How I Backup My Entire GitHub Account

How I Backup My Entire GitHub Account

I’ve spent a lot of time building everything which I store in GitHub, so I want to make sure I have a backup of it. Here’s how I have been doing it for years now, and it has worked like a charm!

The Problem

With the increasing reliance on GitHub for storing code and managing projects, it’s crucial to have a backup strategy to prevent loss of data. GitHub provides redundancy and reliability, but having your own backup gives you peace of mind and control over your data.

The Solution

Using GitHub Actions, we can automate the process of backing up our entire GitHub account, including repositories, wikis, issues, and more. Below is a GitHub Actions script that accomplishes this.

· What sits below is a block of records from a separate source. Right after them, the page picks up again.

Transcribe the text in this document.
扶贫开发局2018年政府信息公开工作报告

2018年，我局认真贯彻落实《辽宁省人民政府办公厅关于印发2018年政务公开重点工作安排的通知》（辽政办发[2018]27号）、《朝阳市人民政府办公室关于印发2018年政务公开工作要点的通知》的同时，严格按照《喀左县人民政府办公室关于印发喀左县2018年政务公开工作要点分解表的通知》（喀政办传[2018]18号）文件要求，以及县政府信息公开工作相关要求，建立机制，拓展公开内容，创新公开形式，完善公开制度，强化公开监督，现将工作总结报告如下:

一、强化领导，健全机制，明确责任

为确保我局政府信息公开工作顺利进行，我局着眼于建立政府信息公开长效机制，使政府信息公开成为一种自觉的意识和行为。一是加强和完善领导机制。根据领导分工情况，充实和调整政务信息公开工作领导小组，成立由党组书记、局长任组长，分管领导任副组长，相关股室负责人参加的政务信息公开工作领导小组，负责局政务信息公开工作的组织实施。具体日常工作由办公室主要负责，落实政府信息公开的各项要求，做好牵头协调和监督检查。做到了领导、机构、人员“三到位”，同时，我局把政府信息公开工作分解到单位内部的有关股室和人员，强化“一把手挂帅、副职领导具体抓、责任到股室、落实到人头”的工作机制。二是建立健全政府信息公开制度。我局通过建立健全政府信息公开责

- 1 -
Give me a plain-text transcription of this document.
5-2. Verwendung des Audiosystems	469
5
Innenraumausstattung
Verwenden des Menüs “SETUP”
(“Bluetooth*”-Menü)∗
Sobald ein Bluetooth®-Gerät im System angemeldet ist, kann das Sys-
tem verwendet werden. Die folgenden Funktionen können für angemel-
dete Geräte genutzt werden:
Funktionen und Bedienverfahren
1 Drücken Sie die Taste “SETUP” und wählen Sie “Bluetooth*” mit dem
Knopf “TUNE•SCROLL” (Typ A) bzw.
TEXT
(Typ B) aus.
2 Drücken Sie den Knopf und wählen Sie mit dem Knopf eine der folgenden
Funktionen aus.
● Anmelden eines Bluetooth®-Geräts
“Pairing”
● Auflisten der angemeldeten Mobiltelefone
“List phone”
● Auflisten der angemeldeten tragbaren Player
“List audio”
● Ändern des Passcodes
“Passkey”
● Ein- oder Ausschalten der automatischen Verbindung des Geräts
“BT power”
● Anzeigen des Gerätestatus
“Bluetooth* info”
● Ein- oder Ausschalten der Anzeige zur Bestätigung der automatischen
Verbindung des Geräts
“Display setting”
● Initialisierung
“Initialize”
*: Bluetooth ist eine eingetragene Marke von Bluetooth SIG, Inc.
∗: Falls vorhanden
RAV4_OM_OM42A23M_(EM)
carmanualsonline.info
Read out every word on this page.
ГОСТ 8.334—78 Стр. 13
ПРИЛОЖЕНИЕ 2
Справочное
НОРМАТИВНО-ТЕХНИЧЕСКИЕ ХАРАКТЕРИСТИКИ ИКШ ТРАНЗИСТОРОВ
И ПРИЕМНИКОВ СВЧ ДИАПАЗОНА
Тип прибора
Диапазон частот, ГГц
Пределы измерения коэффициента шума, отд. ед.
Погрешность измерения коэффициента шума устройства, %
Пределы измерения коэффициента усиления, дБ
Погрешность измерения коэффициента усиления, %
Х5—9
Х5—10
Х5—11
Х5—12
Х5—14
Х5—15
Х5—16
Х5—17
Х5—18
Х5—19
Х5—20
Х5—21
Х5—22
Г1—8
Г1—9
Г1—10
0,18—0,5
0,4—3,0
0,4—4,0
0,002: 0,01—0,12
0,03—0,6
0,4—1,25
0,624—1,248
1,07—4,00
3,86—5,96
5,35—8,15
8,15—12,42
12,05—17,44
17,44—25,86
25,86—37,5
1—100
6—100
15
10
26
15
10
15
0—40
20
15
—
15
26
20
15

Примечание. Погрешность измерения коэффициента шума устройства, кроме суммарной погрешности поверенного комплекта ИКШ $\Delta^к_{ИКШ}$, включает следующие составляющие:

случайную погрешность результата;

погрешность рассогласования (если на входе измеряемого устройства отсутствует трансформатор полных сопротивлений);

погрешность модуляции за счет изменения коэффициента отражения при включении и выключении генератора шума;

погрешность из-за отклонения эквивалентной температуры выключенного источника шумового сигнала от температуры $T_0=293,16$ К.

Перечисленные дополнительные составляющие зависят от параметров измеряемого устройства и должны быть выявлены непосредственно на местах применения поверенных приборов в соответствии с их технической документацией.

I happen to already have a storage server that supports WebDAV, so I’ll be using that to store my backups. You can adjust the script to use other storage options like AWS S3, Google Drive, or any other cloud storage provider.

The GitHub Actions script will also back up non-public files, therefore I decided to deploy it in a private repository. This way, I can ensure that the logs of the backup are not publicly accessible.

The downside is that it will consume CI minutes from my personal account. Backing up from GitHub is rather slow, as it will run constantly into rate limits, which means a run can take up to 3 hours. Therefore, you probably don’t want to run this script too often. Twice a week is a fine trade-off for me.

Workflows in GitHub

For creating the backups, we will be using the github-backup tool, which is a Python script that can back up GitHub repositories, wikis, issues, and more. The script will create a complete backup of the specified GitHub account and store it in a tarball that will be uploaded to a WebDAV server.

To ensure we can easily keep the required version up-to-date, we start by creating a requirements.txt file with the following content:

github-backup==0.45.2

Then, subsequently, we can create the GitHub Actions script, for example called .github/workflows/backup.yml:

on:
  schedule:
    # Run every Wednesday and Sunday at 01:00
    - cron: 0 1 * * 3,6

jobs:
  backup:
    runs-on: ubuntu-20.04

    steps:
      - uses: actions/checkout@v2

      - uses: actions/setup-python@v2
        with:
          python-version: '3.8'

      - name: Install dependencies
        run: pip install -r ./requirements.txt

      - name: Create complete backup
        run: >-
          github-backup
          --token $GITHUB_TOKEN
          --all
          --repositories
          --private
          --fork
          --bare
          --output-directory ./backup/
          --prefer-ssh
          Addono # Account to be backed up
        env:
          GITHUB_TOKEN: ${{ secrets.PERSONAL_GITHUB_TOKEN }}

      - name: Create a tarball of the complete GitHub backup
        run: tar -czvf ./archive.tar.gz ./backup/

      - name: Upload the backup
        run: >-
          curl
          --fail
          --user $WEBDAV_USERNAME:$WEBDAV_PASSWORD
          --upload-file ./archive.tar.gz
          $WEBDAV_HOST/$(date +"%Y-%m-%d_%T")-github-backup.tar.gz
        env:
          WEBDAV_USERNAME: ${{ secrets.WEBDAV_USERNAME }}  
          WEBDAV_PASSWORD: ${{ secrets.WEBDAV_PASSWORD }}
          WEBDAV_HOST: https://my.personal.webdav.storage.server/remote.php/webdav

The Breakdown

Let’s break down what this script does:

  1. Scheduling the Backup:

    on:
      schedule:
        # Run every Wednesday and Sunday at 01:00
        - cron: 0 1 * * 3,6
    

    This cron schedule triggers the backup job every Wednesday and Sunday at 01:00.

  2. Defining the Job:

    jobs:
      backup:
        runs-on: ubuntu-20.04
    

    The job named backup runs on an ubuntu-20.04 runner.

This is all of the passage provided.